When I was eventually offered this diagnostic procedure (which is done under a general anaesthetic, usually as a day case) I felt nervous but hopeful. By that stage I had started to wonder if I was going mad and felt that to have a diagnosis at all would mentally help me deal with the physical symptoms.

Strange as it sounds, I almost wanted to punch the air with joy when I came round from the surgery to be told I did have Endometriosis and that they were able to laser what they could see of it away.

That may sound like an odd reaction but it was a relief to know that it hadn’t all been in my head, even though there is no cure for the condition.
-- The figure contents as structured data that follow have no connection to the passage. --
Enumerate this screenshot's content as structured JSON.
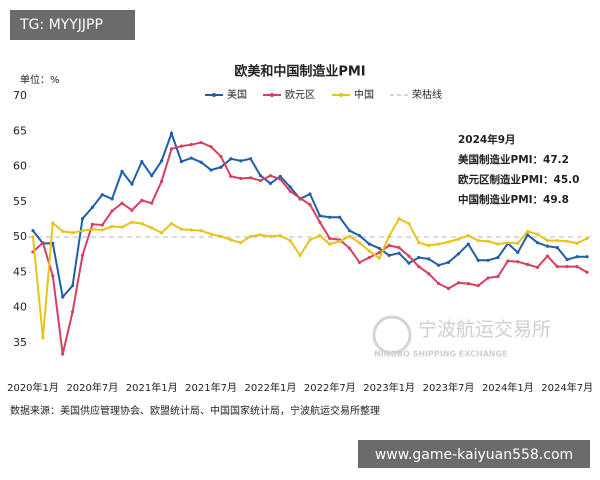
{
  "watermark_top": "TG: MYYJJPP",
  "watermark_bottom": "www.game-kaiyuan558.com",
  "chart_data": {
    "type": "line",
    "title": "欧美和中国制造业PMI",
    "unit_label": "单位：%",
    "source": "数据来源：美国供应管理协会、欧盟统计局、中国国家统计局，宁波航运交易所整理",
    "logo": {
      "name": "宁波航运交易所",
      "subtitle": "NINGBO SHIPPING EXCHANGE"
    },
    "annotation": [
      "2024年9月",
      "美国制造业PMI：47.2",
      "欧元区制造业PMI：45.0",
      "中国制造业PMI：49.8"
    ],
    "categories": [
      "2020年1月",
      null,
      null,
      null,
      null,
      null,
      "2020年7月",
      null,
      null,
      null,
      null,
      null,
      "2021年1月",
      null,
      null,
      null,
      null,
      null,
      "2021年7月",
      null,
      null,
      null,
      null,
      null,
      "2022年1月",
      null,
      null,
      null,
      null,
      null,
      "2022年7月",
      null,
      null,
      null,
      null,
      null,
      "2023年1月",
      null,
      null,
      null,
      null,
      null,
      "2023年7月",
      null,
      null,
      null,
      null,
      null,
      "2024年1月",
      null,
      null,
      null,
      null,
      null,
      "2024年7月",
      null,
      null
    ],
    "ylim": [
      31,
      70
    ],
    "yticks": [
      35,
      40,
      45,
      50,
      55,
      60,
      65,
      70
    ],
    "grid": false,
    "reference_line": {
      "name": "荣枯线",
      "value": 50,
      "color": "#c8c8c8"
    },
    "series": [
      {
        "name": "美国",
        "color": "#1f5fa8",
        "values": [
          50.9,
          49.1,
          49.1,
          41.5,
          43.1,
          52.6,
          54.2,
          56,
          55.4,
          59.3,
          57.5,
          60.7,
          58.7,
          60.8,
          64.7,
          60.7,
          61.2,
          60.6,
          59.5,
          59.9,
          61.1,
          60.8,
          61.1,
          58.7,
          57.6,
          58.6,
          57.1,
          55.4,
          56.1,
          53,
          52.8,
          52.8,
          50.9,
          50.2,
          49,
          48.4,
          47.4,
          47.7,
          46.3,
          47.1,
          46.9,
          46,
          46.4,
          47.6,
          49,
          46.7,
          46.7,
          47.1,
          49.1,
          47.8,
          50.3,
          49.2,
          48.7,
          48.5,
          46.8,
          47.2,
          47.2
        ]
      },
      {
        "name": "欧元区",
        "color": "#d6405e",
        "values": [
          47.9,
          49.2,
          44.5,
          33.4,
          39.4,
          47.4,
          51.8,
          51.7,
          53.7,
          54.8,
          53.8,
          55.2,
          54.8,
          57.9,
          62.5,
          62.9,
          63.1,
          63.4,
          62.8,
          61.4,
          58.6,
          58.3,
          58.4,
          58,
          58.7,
          58.2,
          56.5,
          55.5,
          54.6,
          52.1,
          49.8,
          49.6,
          48.4,
          46.4,
          47.1,
          47.8,
          48.8,
          48.5,
          47.3,
          45.8,
          44.8,
          43.4,
          42.7,
          43.5,
          43.4,
          43.1,
          44.2,
          44.4,
          46.6,
          46.5,
          46.1,
          45.7,
          47.3,
          45.8,
          45.8,
          45.8,
          45.0
        ]
      },
      {
        "name": "中国",
        "color": "#e9c21a",
        "values": [
          50,
          35.7,
          52,
          50.8,
          50.6,
          50.9,
          51.1,
          51,
          51.5,
          51.4,
          52.1,
          51.9,
          51.3,
          50.6,
          51.9,
          51.1,
          51,
          50.9,
          50.4,
          50.1,
          49.6,
          49.2,
          50.1,
          50.3,
          50.1,
          50.2,
          49.5,
          47.4,
          49.6,
          50.2,
          49,
          49.4,
          50.1,
          49.2,
          48,
          47,
          50.1,
          52.6,
          51.9,
          49.2,
          48.8,
          49,
          49.3,
          49.7,
          50.2,
          49.5,
          49.4,
          49,
          49.2,
          49.1,
          50.8,
          50.4,
          49.5,
          49.5,
          49.4,
          49.1,
          49.8
        ]
      }
    ]
  }
}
It can however be treated and managed to a certain extent. The lasering has helped reduce my symptoms for the time being. I no longer need to take strong painkillers for three weeks out of every four. I still have bad days - but the pain is not as severe and since recovering from surgery I’ve not missed any more work. I’ve even found a little bit of confidence in being able to get out and about more without fear of being doubled over with pain.

The tissue will, likely, grow back but like many women I’m finding ways to cope with what this condition throws at me. I know when to take it easy. I’ve adapted my diet - less gluten seems to help and I’m looking into different hormonal therapies although they come with their own side effects.

Most of all I’m trying to find out as much as I can about Endometriosis and speak as openly about it as possible. It is more than “just women’s problems”.